Namanya juga hidup, pasti akan ada pertemuan dan ada pula perpisahan. Bisa berpisah dengan orang yang paling kita sayangi, kehilangan binatang peliharaan kesayangan, atau kehilangan memori indah.
Jika sudah begitu, mau nggak mau move on menjadi salah satu opsi untuk melanjutkan hidup. Namun, karena move on perkara mengikhlaskan, sudah pasti rasanya nggak mudah soalnya kita harus bisa menerima kenyataan walau pahit. Makanya, gak heran kalo ada orang yang butuh berbulan-bulan bahkan sampai hitungan tahun untuk bisa move on.
Tenang aja, semuanya normal dan memang ada prosesnya kok. Seperti teori yang bernama ‘The Five Stages of Grief’ alias Lima Tahapan Kedukaan dalam sebuah buku karya Elisabeth-Kübler Ross yang berjudul “On Death and Dying”. Dimana teori tersebut menjelaskan kalo setiap orang akan mengalami berbagai proses sampai berhasil move on.
Setelah dihadapkan pada perpisahan, penyangkalan atau denial menjadi respon pertama yang akan keluar dari dalam diri kita. Misalnya, ketika baru putus kita akan menyangkal “yaudah lah gapapa, emang bukan jalannya” atau “bagus deh, jadi bisa fokus sama diri sendiri”. Tujuannya, nggak lain nggak bukan supaya kita gak tenggelam dalam kesedihan.
Setelah kita mulai menerima realita dan nggak menyangkal lagi, perlahan amarah mulai muncul. Gak masalah kok kalo kita mau marah-marah karena ngerasa dunia gak adil karena harus dihadapkan dengan perpisahan. Jadi, jangan ditahan amarahnya.
Penyangkalan dan amarah sudah diluapkan, sekarang muncul tahapan memohon-mohon atau tawar-menawar. Di sini, kita berupaya untuk mengembalikan semuanya jadi ‘normal’ dengan cara berunding dengan takdir.
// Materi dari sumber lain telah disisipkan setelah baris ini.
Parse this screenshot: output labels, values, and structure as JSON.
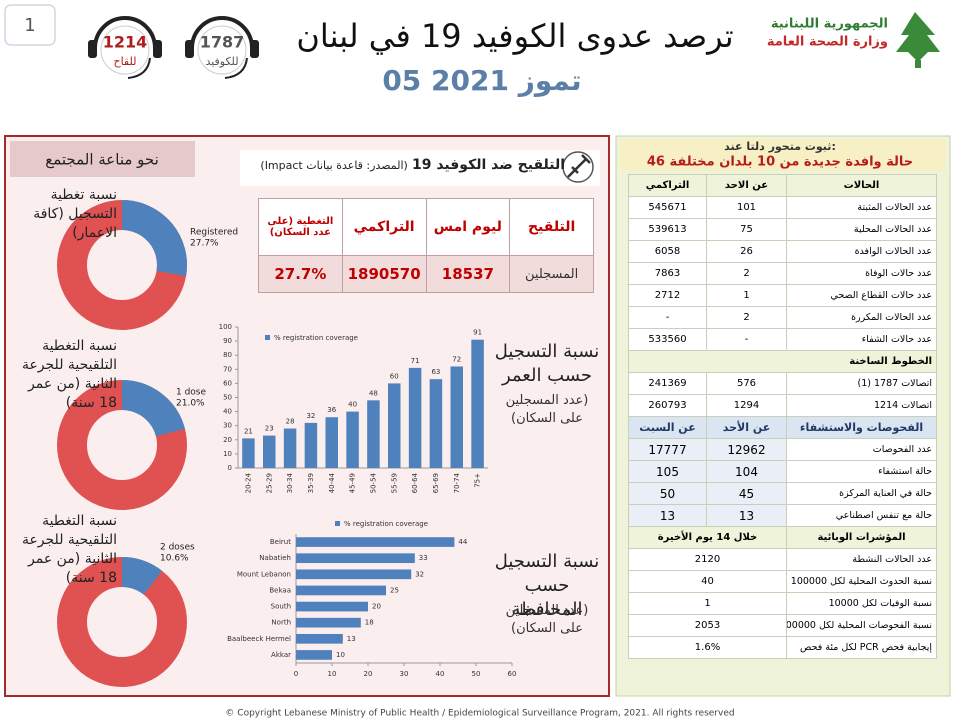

Contohnya, “Ya Tuhan, aku akan jadi lebih baik lagi kali ini asalkan engkau tetap mempertahankan hubunganku dengannya”. Selain itu, berandai-andai seperti “coba aja…’ atau “kalo aja gue waktu itu…” akan terus berputar di kepala seolah jika kita melakukan hal serupa perpisahan nggak akan terjadi.
Selanjutnya, ada tahap depresi di mana hari-hari rasanya penuh awan mendung, makin hanyut dalam kesedihan, dan merasa kosong. Di tahap ini, nggak jarang orang merasa dia gak bisa hidup tanpa doi.
Di akhir, setelah emosi bercampur aduk sampailah di tahap penerimaan atau acceptance. Bukan berarti udah nggak sedih sih, hanya saja sudah bisa menjalani aktivitas normal lagi. Saat menengok lagi ke belakang sudah bukan doi lagi yang diingat.
Perlu diperhatikan, tahapan-tahapan itu bisa saja berbeda bagi setiap orang. Namun, yang perlu lo tahu nggak masalah kok kalo sudah bertahun-tahun masih belum move on. Soalnya kan move on ajang mengikhlaskan, bukan untuk balapan.